Studios are generally becoming smaller and more cost effective operations. Many don’t have the space to house large format consoles. Manufacturers of preamps have continued to innovate through this period to meet the needs of a modern DAW based studio. The need for high quality microphone preamplification has never been more apparent: it’s incredibly desirable to have access to colourful analog gain staging before the signal hits the digital converter.
Californian company, Phoenix Audio have been leaders in preamp design since forming in 1996. They boast an impressive pedigree, with David Rees and Shaun Leveque at the helm (Rees being a former Neve designer). They’ve designed summing mixers, multi channel DIs, equalisers and, of course, preamps.
Despite all it’s quirks and oddities – inconveniences even – the Phoenix DRS-8 preamp is a genius little unit with 8 channels of pure vintage goodness.
The DRS-8 mkII is Phoenix Audio’s biggest preamp offering, delivering 8 channels. The front panel options include a -15db pad, mic/line level toggle, DI toggle, phantom switch, phase switch, high pass filter (set at 80 hz) and a mute switch. The level LEDs measure the output of the signal. These controls are available separately on every channel, which adds to the versatility of this box. The rear panel hosts the “combo” sockets, meaning that you can plug in XLR cables or mono jacks plugs into any of the inputs. Outputs for each channel are XLR.

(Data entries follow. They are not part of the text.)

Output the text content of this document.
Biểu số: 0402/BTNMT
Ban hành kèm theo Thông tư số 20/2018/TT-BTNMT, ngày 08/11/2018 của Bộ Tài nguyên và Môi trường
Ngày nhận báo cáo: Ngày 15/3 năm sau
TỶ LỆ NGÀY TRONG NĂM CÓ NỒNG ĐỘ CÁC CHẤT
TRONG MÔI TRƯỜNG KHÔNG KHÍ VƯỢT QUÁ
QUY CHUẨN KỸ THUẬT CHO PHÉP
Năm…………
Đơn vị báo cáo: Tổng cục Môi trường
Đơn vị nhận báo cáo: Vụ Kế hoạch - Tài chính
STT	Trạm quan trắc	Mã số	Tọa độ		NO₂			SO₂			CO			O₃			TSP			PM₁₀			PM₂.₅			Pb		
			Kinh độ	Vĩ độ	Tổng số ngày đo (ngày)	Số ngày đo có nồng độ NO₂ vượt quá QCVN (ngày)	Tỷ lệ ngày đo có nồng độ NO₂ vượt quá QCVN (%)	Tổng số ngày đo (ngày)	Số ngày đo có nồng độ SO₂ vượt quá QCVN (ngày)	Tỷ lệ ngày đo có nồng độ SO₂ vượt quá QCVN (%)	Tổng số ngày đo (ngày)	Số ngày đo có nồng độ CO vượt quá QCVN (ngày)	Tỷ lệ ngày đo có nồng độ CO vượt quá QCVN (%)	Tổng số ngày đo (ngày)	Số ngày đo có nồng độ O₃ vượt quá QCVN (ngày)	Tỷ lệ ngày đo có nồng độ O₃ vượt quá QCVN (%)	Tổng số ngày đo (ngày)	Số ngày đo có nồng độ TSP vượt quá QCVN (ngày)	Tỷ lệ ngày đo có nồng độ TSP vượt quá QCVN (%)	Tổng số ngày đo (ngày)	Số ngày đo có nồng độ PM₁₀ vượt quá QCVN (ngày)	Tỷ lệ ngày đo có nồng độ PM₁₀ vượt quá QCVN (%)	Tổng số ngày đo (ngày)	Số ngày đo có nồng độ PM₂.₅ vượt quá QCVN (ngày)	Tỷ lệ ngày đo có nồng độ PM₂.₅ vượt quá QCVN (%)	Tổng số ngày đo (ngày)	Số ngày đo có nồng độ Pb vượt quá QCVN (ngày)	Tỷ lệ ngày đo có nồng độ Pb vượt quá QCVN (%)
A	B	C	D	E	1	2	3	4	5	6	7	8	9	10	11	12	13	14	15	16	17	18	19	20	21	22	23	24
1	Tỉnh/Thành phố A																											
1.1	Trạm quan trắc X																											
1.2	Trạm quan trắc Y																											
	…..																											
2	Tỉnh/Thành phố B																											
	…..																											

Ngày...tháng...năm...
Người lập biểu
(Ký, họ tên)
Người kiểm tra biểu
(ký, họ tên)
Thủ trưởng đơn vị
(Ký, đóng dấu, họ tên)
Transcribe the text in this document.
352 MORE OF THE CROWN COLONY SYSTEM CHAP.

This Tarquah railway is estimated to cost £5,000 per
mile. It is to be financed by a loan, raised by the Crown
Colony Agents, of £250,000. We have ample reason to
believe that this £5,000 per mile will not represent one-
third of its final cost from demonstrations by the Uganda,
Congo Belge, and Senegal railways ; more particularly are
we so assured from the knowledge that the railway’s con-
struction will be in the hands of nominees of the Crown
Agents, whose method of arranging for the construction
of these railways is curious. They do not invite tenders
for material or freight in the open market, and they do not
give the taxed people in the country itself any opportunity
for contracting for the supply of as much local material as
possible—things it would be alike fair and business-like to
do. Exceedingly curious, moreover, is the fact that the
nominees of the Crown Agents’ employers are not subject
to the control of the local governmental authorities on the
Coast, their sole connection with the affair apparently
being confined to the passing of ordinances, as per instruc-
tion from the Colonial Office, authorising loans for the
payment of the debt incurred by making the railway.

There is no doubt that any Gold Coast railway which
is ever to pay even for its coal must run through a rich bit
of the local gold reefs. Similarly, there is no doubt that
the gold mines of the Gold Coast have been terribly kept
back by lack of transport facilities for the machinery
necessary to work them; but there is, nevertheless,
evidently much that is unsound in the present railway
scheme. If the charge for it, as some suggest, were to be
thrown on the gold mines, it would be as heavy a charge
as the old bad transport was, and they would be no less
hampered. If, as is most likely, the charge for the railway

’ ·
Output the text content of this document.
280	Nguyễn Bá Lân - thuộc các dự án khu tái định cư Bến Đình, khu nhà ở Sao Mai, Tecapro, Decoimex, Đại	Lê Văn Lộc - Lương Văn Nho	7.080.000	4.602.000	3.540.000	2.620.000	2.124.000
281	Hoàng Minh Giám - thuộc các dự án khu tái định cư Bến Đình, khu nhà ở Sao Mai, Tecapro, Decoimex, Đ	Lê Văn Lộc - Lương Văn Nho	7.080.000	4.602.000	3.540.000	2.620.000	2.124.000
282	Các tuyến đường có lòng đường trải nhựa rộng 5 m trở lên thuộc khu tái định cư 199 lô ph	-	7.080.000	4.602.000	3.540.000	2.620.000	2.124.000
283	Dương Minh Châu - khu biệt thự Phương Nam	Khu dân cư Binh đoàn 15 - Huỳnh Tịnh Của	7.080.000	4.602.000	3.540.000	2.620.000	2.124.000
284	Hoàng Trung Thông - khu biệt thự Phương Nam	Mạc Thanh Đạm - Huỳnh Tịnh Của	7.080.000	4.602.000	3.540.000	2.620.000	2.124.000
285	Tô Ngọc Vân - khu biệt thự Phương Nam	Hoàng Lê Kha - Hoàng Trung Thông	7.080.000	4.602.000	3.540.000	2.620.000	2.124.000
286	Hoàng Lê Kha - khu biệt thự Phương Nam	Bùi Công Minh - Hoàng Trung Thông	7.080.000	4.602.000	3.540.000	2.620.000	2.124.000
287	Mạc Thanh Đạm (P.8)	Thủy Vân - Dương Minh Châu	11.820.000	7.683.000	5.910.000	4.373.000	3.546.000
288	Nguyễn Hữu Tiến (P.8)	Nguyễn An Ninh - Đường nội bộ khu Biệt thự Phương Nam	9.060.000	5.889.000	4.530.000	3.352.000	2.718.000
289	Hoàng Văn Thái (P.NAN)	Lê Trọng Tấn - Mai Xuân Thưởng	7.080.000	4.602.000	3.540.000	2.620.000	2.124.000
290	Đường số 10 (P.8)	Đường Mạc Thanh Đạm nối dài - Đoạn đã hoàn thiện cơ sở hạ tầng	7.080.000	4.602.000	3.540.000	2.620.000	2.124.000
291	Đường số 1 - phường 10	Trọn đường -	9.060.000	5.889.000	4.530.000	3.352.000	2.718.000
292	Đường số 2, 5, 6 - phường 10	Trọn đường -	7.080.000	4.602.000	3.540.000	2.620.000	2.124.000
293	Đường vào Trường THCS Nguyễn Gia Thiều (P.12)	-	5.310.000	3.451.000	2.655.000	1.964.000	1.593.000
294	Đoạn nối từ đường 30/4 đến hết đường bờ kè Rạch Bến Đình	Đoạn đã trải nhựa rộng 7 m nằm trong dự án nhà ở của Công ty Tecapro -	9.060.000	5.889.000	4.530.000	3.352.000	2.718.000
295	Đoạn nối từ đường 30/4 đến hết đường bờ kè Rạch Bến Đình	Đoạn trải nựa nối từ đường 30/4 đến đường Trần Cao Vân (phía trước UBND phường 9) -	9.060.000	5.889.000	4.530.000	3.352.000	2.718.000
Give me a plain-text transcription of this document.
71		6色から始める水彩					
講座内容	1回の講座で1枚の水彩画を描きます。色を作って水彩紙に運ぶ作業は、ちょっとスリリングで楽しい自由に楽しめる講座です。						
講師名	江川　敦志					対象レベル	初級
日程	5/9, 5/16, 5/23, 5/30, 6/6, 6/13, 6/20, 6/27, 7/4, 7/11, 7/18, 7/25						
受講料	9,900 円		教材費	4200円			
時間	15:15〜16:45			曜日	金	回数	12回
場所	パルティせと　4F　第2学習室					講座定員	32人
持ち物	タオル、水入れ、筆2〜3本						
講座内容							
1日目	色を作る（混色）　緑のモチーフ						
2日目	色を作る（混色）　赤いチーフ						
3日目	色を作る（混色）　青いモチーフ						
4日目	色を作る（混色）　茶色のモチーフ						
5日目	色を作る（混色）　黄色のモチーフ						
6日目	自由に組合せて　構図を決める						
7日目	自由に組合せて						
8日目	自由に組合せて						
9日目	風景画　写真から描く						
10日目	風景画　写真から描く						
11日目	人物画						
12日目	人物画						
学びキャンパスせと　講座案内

Those used to being able to plug in a guitar using a front panel hi-Z input will be a little frustrated – it’s only accessible via the rear panel. Another eccentricity is the marking on the input knob: -30 to -70 in 5dBu increments. It is a pretty standard clockwise setup though. The output “fader” is a little knob at the bottom left of every channel. I guess it’s in an awkward spot, but you would have to think outside the box when placing all your controls on an 8 channel 2U rackmounted box. This output “fader” adds an extra 10dB to the preamp.
The genius of this unit, however, lies in the relationship between the input and output stage. If you’re looking for a clean and powerful tone, drive the output harder and leave the input relatively low. But if you looking for vintage saturation, the input can be driven hard and the output can act as an attenuator, giving you maximum control for when the signal hits your DAW. With enough experimentation, all tonal possibilities in between super clean and ballsy distortion are accessible. Multiply that versatility in colour by eight, and the value (especially in dollar terms) in the DRS 8 mkII becomes ever more apparent.
Yes, this preamp unit has ever so small inconveniences. The layout of the channels can be a tad confusing on first sight, but not such a hurdle once you’ve spent some time with it. What you get in return is eight channels of mercurial design with extraordinary tonal possibilities. Though the DRS 8 mkII costs a pretty penny as whole, the channel by channel cost effectiveness is unbeatable. In a world with more and more recording studios sans large format consoles, these multichannel beasts are going to become more and more important. We look forward to the future of innovative multi channel preamps with interest.